When I stop demanding from family, or work, or country, or myself for that matter, what only God can provide, I am free to delight in these same things. The real sorrow of being a sinner is that my selfishness keeps me from loving family, work, country and yes, even myself, as they really are and as God would have me love them.

Instead of loving my friend, I am infatuated with my thoughts about my friend. The same thing happens in the other relationships and tasks that make up my daily life. They are idols of my own creation rather than what they really are meant to be for us: Messengers and channels of God’s love.

The problem, to put it directly, isn’t that I love father, mother, brother, sister, son, daughter, house, work, country or myself but that I fail to love them all. What I must give up to follow Jesus are my selfish illusions about life. I must give up the comforting half-truths I tell myself to avoid accepting responsibility for my actions.

Once we make this initial sacrifice something wonderful and awe-inspiring happens. We find by God’s grace an unimaginable willingness and ability to love. Saying “Yes!” to God allows us to in turn say “Yes!” to all creation.

When I stop seeking my own will and instead seek the will of God, I discover what it is to love because I discover what it is to be loved by the God Who created me.

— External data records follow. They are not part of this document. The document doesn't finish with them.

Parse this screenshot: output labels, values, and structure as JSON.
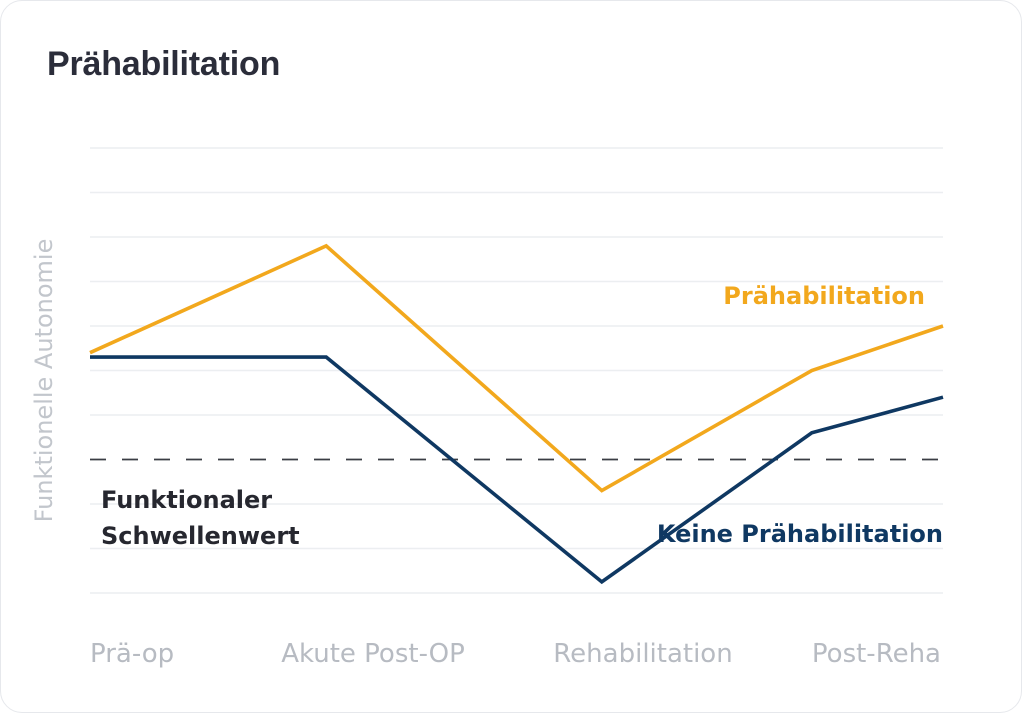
{
  "chart_data": {
    "type": "line",
    "title": "Prähabilitation",
    "xlabel": "",
    "ylabel": "Funktionelle Autonomie",
    "categories": [
      "Prä-op",
      "Akute Post-OP",
      "Rehabilitation",
      "Post-Reha"
    ],
    "ylim": [
      0,
      10
    ],
    "grid": true,
    "y_ticks_labeled": false,
    "x": [
      0,
      0.9,
      1.95,
      2.75,
      3.25
    ],
    "series": [
      {
        "name": "Prähabilitation",
        "color": "#f2a81d",
        "values": [
          5.4,
          7.8,
          2.3,
          5.0,
          6.0
        ]
      },
      {
        "name": "Keine Prähabilitation",
        "color": "#0f3862",
        "values": [
          5.3,
          5.3,
          0.25,
          3.6,
          4.4
        ]
      }
    ],
    "threshold": {
      "label": "Funktionaler Schwellenwert",
      "label_lines": [
        "Funktionaler",
        "Schwellenwert"
      ],
      "value": 3.0,
      "color": "#3a3d44",
      "style": "dashed"
    }
  }
}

It is because they experienced God’s love for them that the great cloud of witnesses that surrounds us, the saints,

…conquered kingdoms, enforced justice, received promises, stopped the mouths of lions, quenched raging fire, escaped the edge of the sword, won strength out of weakness, became mighty in war, put foreign armies to flight. Women received their dead by resurrection.

Torture, mocking, scouring, imprisonment all these and worse paled in comparison to the saints’ love of God that followed naturally and in abundance from their experience of God’s love for them.

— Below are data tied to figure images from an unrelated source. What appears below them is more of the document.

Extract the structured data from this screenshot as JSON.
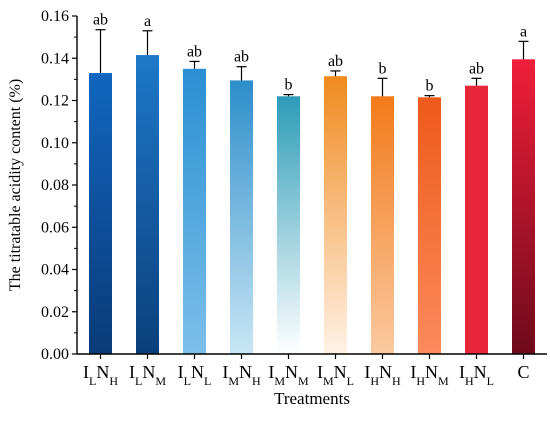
{
  "chart_data": {
    "type": "bar",
    "title": "",
    "xlabel": "Treatments",
    "ylabel": "The titratable acidity content (%)",
    "ylim": [
      0,
      0.16
    ],
    "yticks": [
      "0.00",
      "0.02",
      "0.04",
      "0.06",
      "0.08",
      "0.10",
      "0.12",
      "0.14",
      "0.16"
    ],
    "grid": false,
    "legend": "none",
    "categories": [
      {
        "label": "I",
        "parts": [
          [
            "I",
            ""
          ],
          [
            "L",
            "sub"
          ],
          [
            "N",
            ""
          ],
          [
            "H",
            "sub"
          ]
        ]
      },
      {
        "label": "I",
        "parts": [
          [
            "I",
            ""
          ],
          [
            "L",
            "sub"
          ],
          [
            "N",
            ""
          ],
          [
            "M",
            "sub"
          ]
        ]
      },
      {
        "label": "I",
        "parts": [
          [
            "I",
            ""
          ],
          [
            "L",
            "sub"
          ],
          [
            "N",
            ""
          ],
          [
            "L",
            "sub"
          ]
        ]
      },
      {
        "label": "I",
        "parts": [
          [
            "I",
            ""
          ],
          [
            "M",
            "sub"
          ],
          [
            "N",
            ""
          ],
          [
            "H",
            "sub"
          ]
        ]
      },
      {
        "label": "I",
        "parts": [
          [
            "I",
            ""
          ],
          [
            "M",
            "sub"
          ],
          [
            "N",
            ""
          ],
          [
            "M",
            "sub"
          ]
        ]
      },
      {
        "label": "I",
        "parts": [
          [
            "I",
            ""
          ],
          [
            "M",
            "sub"
          ],
          [
            "N",
            ""
          ],
          [
            "L",
            "sub"
          ]
        ]
      },
      {
        "label": "I",
        "parts": [
          [
            "I",
            ""
          ],
          [
            "H",
            "sub"
          ],
          [
            "N",
            ""
          ],
          [
            "H",
            "sub"
          ]
        ]
      },
      {
        "label": "I",
        "parts": [
          [
            "I",
            ""
          ],
          [
            "H",
            "sub"
          ],
          [
            "N",
            ""
          ],
          [
            "M",
            "sub"
          ]
        ]
      },
      {
        "label": "I",
        "parts": [
          [
            "I",
            ""
          ],
          [
            "H",
            "sub"
          ],
          [
            "N",
            ""
          ],
          [
            "L",
            "sub"
          ]
        ]
      },
      {
        "label": "C",
        "parts": [
          [
            "C",
            ""
          ]
        ]
      }
    ],
    "values": [
      0.133,
      0.1415,
      0.135,
      0.1295,
      0.122,
      0.1315,
      0.122,
      0.1215,
      0.127,
      0.1395
    ],
    "errors": [
      0.0205,
      0.0115,
      0.0035,
      0.0065,
      0.0008,
      0.0025,
      0.0085,
      0.0008,
      0.0035,
      0.0085
    ],
    "significance": [
      "ab",
      "a",
      "ab",
      "ab",
      "b",
      "ab",
      "b",
      "b",
      "ab",
      "a"
    ],
    "bar_gradients": [
      [
        "#1166c0",
        "#0a3a78"
      ],
      [
        "#1e78c9",
        "#0b3f7c"
      ],
      [
        "#2a8fd2",
        "#7cc0ea"
      ],
      [
        "#2d8ecb",
        "#c9e6f5"
      ],
      [
        "#2d9cb8",
        "#ffffff"
      ],
      [
        "#f08a1e",
        "#fff2e6"
      ],
      [
        "#f27a1a",
        "#fbc9a0"
      ],
      [
        "#ee5a1a",
        "#fb8a5c"
      ],
      [
        "#e8283a",
        "#e8283a"
      ],
      [
        "#f01e3a",
        "#6e0a1a"
      ]
    ]
  }
}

My brothers and sisters in Christ! Today we are called by God to surrender everything so that we can receive those things that last: faith, hope, and love (1 Corinthians 13:13)!

Today we are called to surrender everything so that we can receive the peace that “surpasses all understanding” (Philippians 4:7)!

Today we are called to surrender everything so that we can receive the many gifts contained in the One Gift of Holy Spirit which received a short time ago!

Today we are called to surrender everything so that we become “partakers of the divine nature” (2 Peter 1:4) the source of all good things!

Today we are called to surrender everything so that we become saints!

In Christ,

+Fr Gregory

2 thoughts on “Today, We Are Called to Surrender

  1. I once wrote this, on a similar line, which was inspired by the life of St. Francis of Assisi:

    Giving away everything
    to follow a beggar
    is a risky move

    Being left with nothing
    brought him into the full possession
    of the riches of God.

    I was touched by reading your words this morning. Best wishes.